I tried to stretch out an arm to put around her but she turned away from me. Her pain of a crushed dream was entirely her own and no well-meaning lover could help or understand...

Merlin, she was acting like me. She was feeling my pain-she was an unemployed and poorly-looking shape-shifting half-blood freak with a mad determination to help the world, and the beautiful person she really was was crumbling because of it. But if she understood me, and I understood her, I knew how I had to act. The only thing in the world that made me truly happy, besides the thought of peace, was her. I thought of those reassuring nights with her in Grimmauld Place and told her;

“Dora, we can manage with little money. I’ve been there before. You’d be surprised how long things can last, and there are so many ways to save money! I mean we could...recycle everything. When was the last time you made something out of papier maché?”

She burst out laughing. “Have you still got that bowl I made you? The badly painted one?”

“Of course! And...er...we can borrow books from the library!
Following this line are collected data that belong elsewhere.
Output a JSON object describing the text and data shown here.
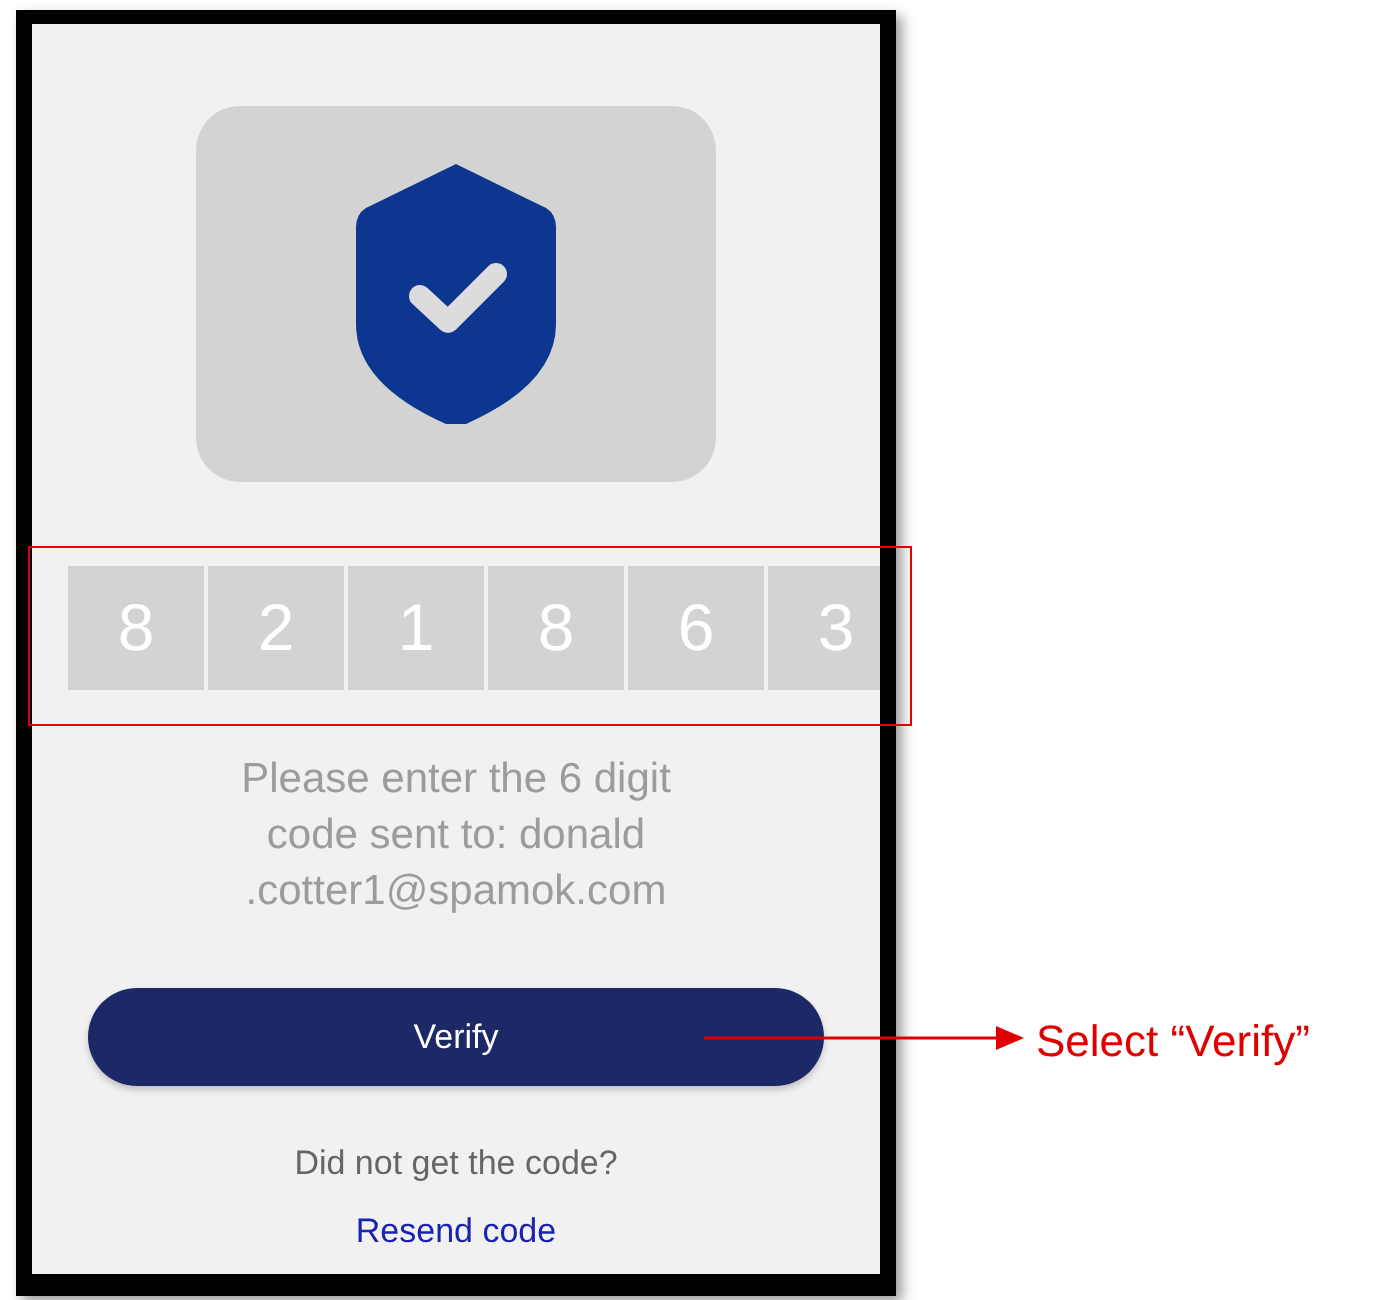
{
  "code_digits": [
    "8",
    "2",
    "1",
    "8",
    "6",
    "3"
  ],
  "message_lines": [
    "Please enter the 6 digit",
    "code sent to: donald",
    ".cotter1@spamok.com"
  ],
  "verify_button": "Verify",
  "prompt": "Did not get the code?",
  "resend_link": "Resend code",
  "annotation": {
    "label": "Select “Verify”"
  }
}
Sell all our old books!”

“If you think my mum’s letting Lord Bryon or whoever he is go without a fight you’ve got another think coming.”

“In fact...” I was seriously channelling Nymphadora Tonks at this point-it was like we’d been under one of those Body-Swapping Jinxes you see in children’s books- “as long as...as long as nothing else comes up to force us to spend more money we might possibly be okay.”
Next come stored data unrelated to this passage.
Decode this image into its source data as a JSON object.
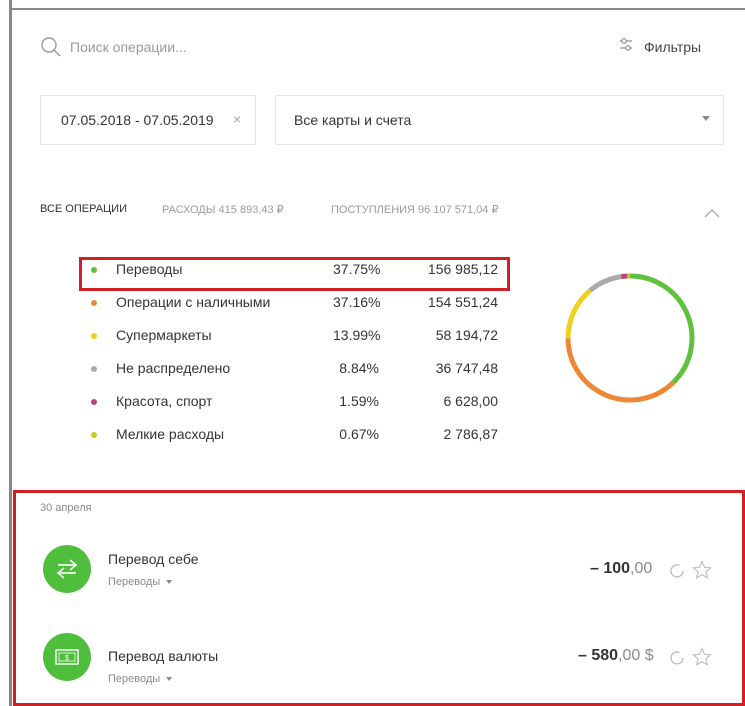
{
  "search": {
    "placeholder": "Поиск операции..."
  },
  "filters": {
    "label": "Фильтры"
  },
  "date_range": {
    "value": "07.05.2018 - 07.05.2019",
    "clear_glyph": "×"
  },
  "account_select": {
    "value": "Все карты и счета"
  },
  "summary": {
    "all": "ВСЕ ОПЕРАЦИИ",
    "expenses": "РАСХОДЫ 415 893,43 ₽",
    "income": "ПОСТУПЛЕНИЯ 96 107 571,04 ₽"
  },
  "chart_data": {
    "type": "pie",
    "categories": [
      "Переводы",
      "Операции с наличными",
      "Супермаркеты",
      "Не распределено",
      "Красота, спорт",
      "Мелкие расходы"
    ],
    "percent_labels": [
      "37.75%",
      "37.16%",
      "13.99%",
      "8.84%",
      "1.59%",
      "0.67%"
    ],
    "amount_labels": [
      "156 985,12",
      "154 551,24",
      "58 194,72",
      "36 747,48",
      "6 628,00",
      "2 786,87"
    ],
    "values": [
      37.75,
      37.16,
      13.99,
      8.84,
      1.59,
      0.67
    ],
    "colors": [
      "#5fc13c",
      "#ee8735",
      "#f2cf1f",
      "#aaaaaa",
      "#b8457a",
      "#c5cf1e"
    ],
    "donut": true
  },
  "date_header": "30 апреля",
  "transactions": [
    {
      "title": "Перевод себе",
      "category": "Переводы",
      "amount_whole": "– 100",
      "amount_frac": ",00",
      "icon": "transfer-arrows-icon"
    },
    {
      "title": "Перевод валюты",
      "category": "Переводы",
      "amount_whole": "– 580",
      "amount_frac": ",00 $",
      "icon": "banknote-icon"
    }
  ]
}
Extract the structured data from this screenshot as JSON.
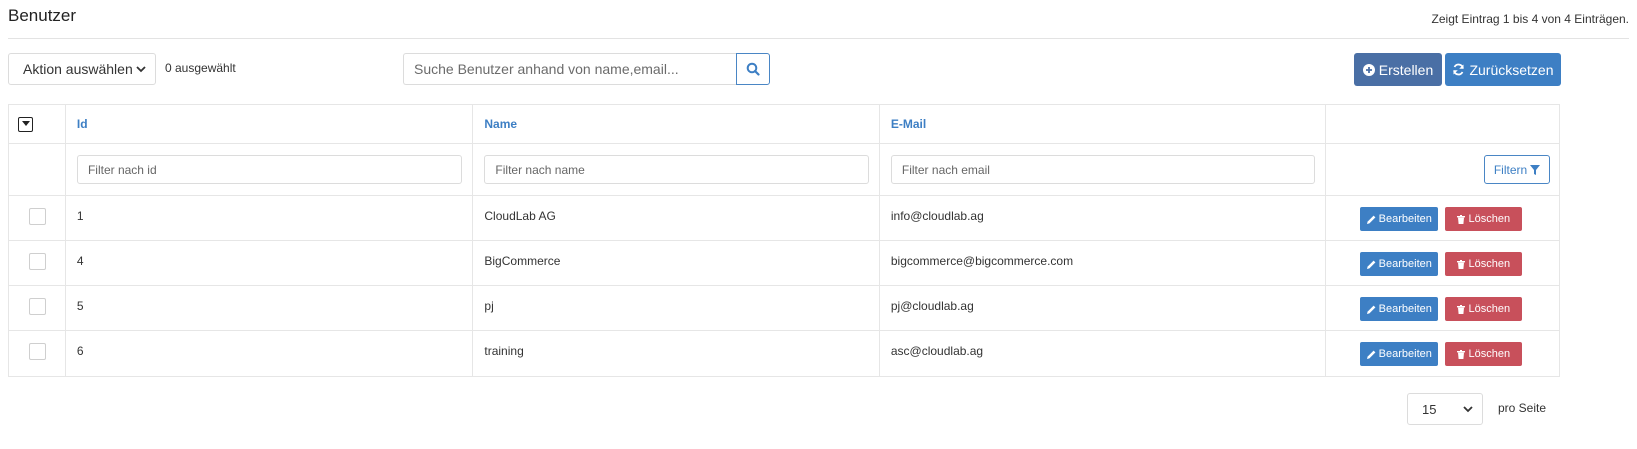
{
  "header": {
    "title": "Benutzer",
    "entry_info": "Zeigt Eintrag 1 bis 4 von 4 Einträgen."
  },
  "toolbar": {
    "action_select": "Aktion auswählen",
    "selected_count": "0 ausgewählt",
    "search_placeholder": "Suche Benutzer anhand von name,email...",
    "create_label": "Erstellen",
    "reset_label": "Zurücksetzen"
  },
  "table": {
    "columns": [
      "Id",
      "Name",
      "E-Mail"
    ],
    "filters": {
      "id_placeholder": "Filter nach id",
      "name_placeholder": "Filter nach name",
      "email_placeholder": "Filter nach email",
      "button_label": "Filtern"
    },
    "rows": [
      {
        "id": "1",
        "name": "CloudLab AG",
        "email": "info@cloudlab.ag"
      },
      {
        "id": "4",
        "name": "BigCommerce",
        "email": "bigcommerce@bigcommerce.com"
      },
      {
        "id": "5",
        "name": "pj",
        "email": "pj@cloudlab.ag"
      },
      {
        "id": "6",
        "name": "training",
        "email": "asc@cloudlab.ag"
      }
    ],
    "edit_label": "Bearbeiten",
    "delete_label": "Löschen"
  },
  "pagination": {
    "page_size": "15",
    "per_page_label": "pro Seite"
  },
  "colors": {
    "primary": "#3d7fc4",
    "create": "#4a6fa5",
    "danger": "#c8505b"
  },
  "icons": [
    "chevron-down-icon",
    "search-icon",
    "plus-circle-icon",
    "refresh-icon",
    "caret-down-icon",
    "filter-icon",
    "pencil-icon",
    "trash-icon"
  ]
}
She sniffed loudly. “Yeah, yeah, nothing expensive.”

I couldn’t help noticing she wasn’t looking at me. “...yes.” My logic was flawed and I knew it, but seeing her like this was painful.

“I can manage that,” she said, with an air that suggested she suddenly wanted the conversation to be over. “I can definitely manage that.”
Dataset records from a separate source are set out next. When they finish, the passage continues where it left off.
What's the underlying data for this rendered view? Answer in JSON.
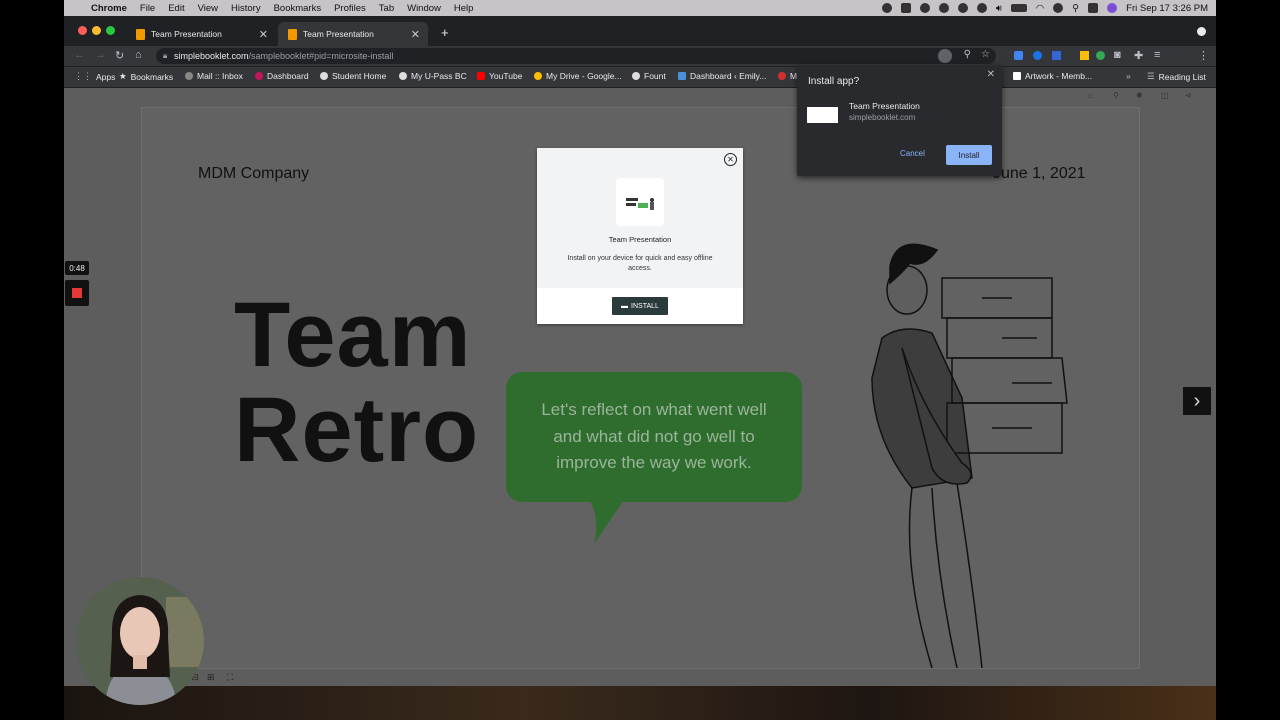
{
  "menubar": {
    "app": "Chrome",
    "items": [
      "File",
      "Edit",
      "View",
      "History",
      "Bookmarks",
      "Profiles",
      "Tab",
      "Window",
      "Help"
    ],
    "datetime": "Fri Sep 17  3:26 PM"
  },
  "tabs": [
    {
      "label": "Team Presentation"
    },
    {
      "label": "Team Presentation"
    }
  ],
  "omnibox": {
    "host": "simplebooklet.com",
    "path": "/samplebooklet#pid=microsite-install"
  },
  "bookmarks": [
    "Apps",
    "Bookmarks",
    "Mail :: Inbox",
    "Dashboard",
    "Student Home",
    "My U-Pass BC",
    "YouTube",
    "My Drive - Google...",
    "Fount",
    "Dashboard ‹ Emily...",
    "Artwork - Memb...",
    "Reading List"
  ],
  "slide": {
    "company": "MDM Company",
    "date": "June 1, 2021",
    "title_line1": "Team",
    "title_line2": "Retro",
    "bubble": "Let's reflect on what went well and what did not go well to improve the way we work."
  },
  "recorder": {
    "timer": "0:48"
  },
  "modal": {
    "title": "Team Presentation",
    "description": "Install on your device for quick and easy offline access.",
    "button": "INSTALL"
  },
  "popup": {
    "title": "Install app?",
    "app_name": "Team Presentation",
    "app_url": "simplebooklet.com",
    "cancel": "Cancel",
    "install": "Install"
  },
  "colors": {
    "bubble_green": "#2f6d2f",
    "install_blue": "#8ab4f8",
    "chrome_dark": "#202124"
  }
}
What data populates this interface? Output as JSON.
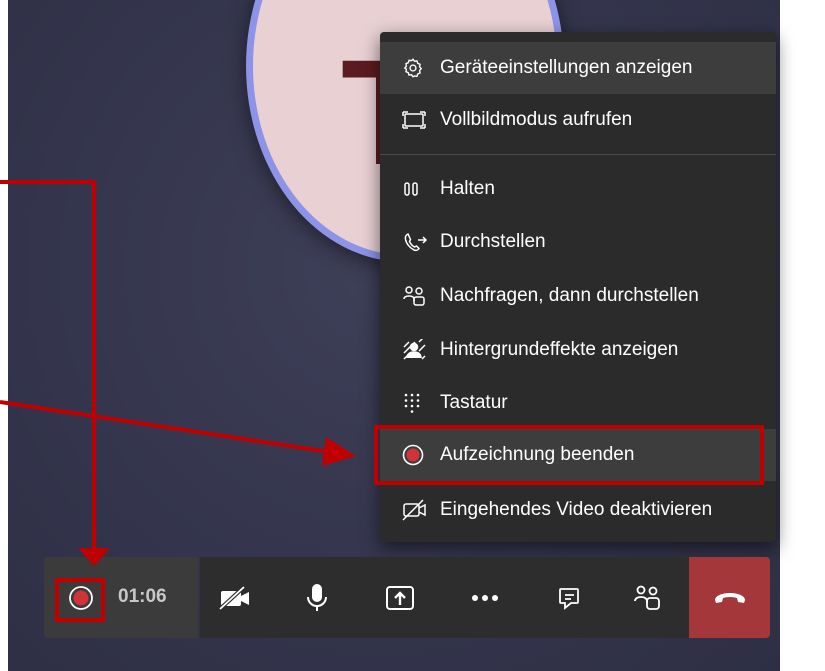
{
  "avatar": {
    "initials": "T"
  },
  "menu": {
    "items": [
      {
        "label": "Geräteeinstellungen anzeigen",
        "icon": "gear-icon"
      },
      {
        "label": "Vollbildmodus aufrufen",
        "icon": "fullscreen-icon"
      },
      {
        "label": "Halten",
        "icon": "pause-icon"
      },
      {
        "label": "Durchstellen",
        "icon": "call-transfer-icon"
      },
      {
        "label": "Nachfragen, dann durchstellen",
        "icon": "people-icon"
      },
      {
        "label": "Hintergrundeffekte anzeigen",
        "icon": "background-effects-icon"
      },
      {
        "label": "Tastatur",
        "icon": "dialpad-icon"
      },
      {
        "label": "Aufzeichnung beenden",
        "icon": "record-stop-icon"
      },
      {
        "label": "Eingehendes Video deaktivieren",
        "icon": "video-off-icon"
      }
    ]
  },
  "toolbar": {
    "timer": "01:06"
  },
  "colors": {
    "annotation": "#c00000",
    "record": "#d13438",
    "hangup": "#a4373a",
    "avatar_ring": "#8d94e8"
  }
}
I smiled. “Absolutely. Do you want some tea?”

“You read my mind,” she replied, seeming more cheerful and relaxed. “Can I have some of the dandelion tea?”

I was puzzled. “I thought you hated that? Everyone hates it; it’s gathering dust in the larder.”

She shrugged. “I feel like some of that tea. Perhaps my taste buds have changed. Or maybe the Muggleborn Registration Commission is leaving a bitter taste in my mouth.”

I couldn’t argue with that. Tonks slouched in the chair with a quiet sigh, resting her hands over her stomach, and I headed to the kitchen in a strange mood. Things were getting worse every day, and yet she and I had experienced a connection that meant a lot to me.

In a state of reverie, I concluded, not for the first time or the last, that Dora and I were perfectly matched. Our personalities were balanced. It was a bond that could not be improved, least of all by any expensive items. When I joined her again, she had picked up my book and was reading it in the middle (a bad habit of hers) still sniffing and looking slightly tear-stained.

“Let’s not sell them all just yet,” she said. “I mean, this one has chocolate on it. Can’t do that with a library book.”

“Was that my chocolate or yours?”

She smirked. “Either.”

I handed her the strange tea. “Take this, I can hardly bear to smell it.”

She breathed it the steam. “Hmm...I don’t like it but...it kinda hits the spot, you know?”

I shook my head, but I was happy she was feeling better. I thought that if the only thing we didn’t understand about each other was a bizarre taste in tea, then that had to be a good sign.

However, as I have said, whether we understand each other or not, it is all in the little things.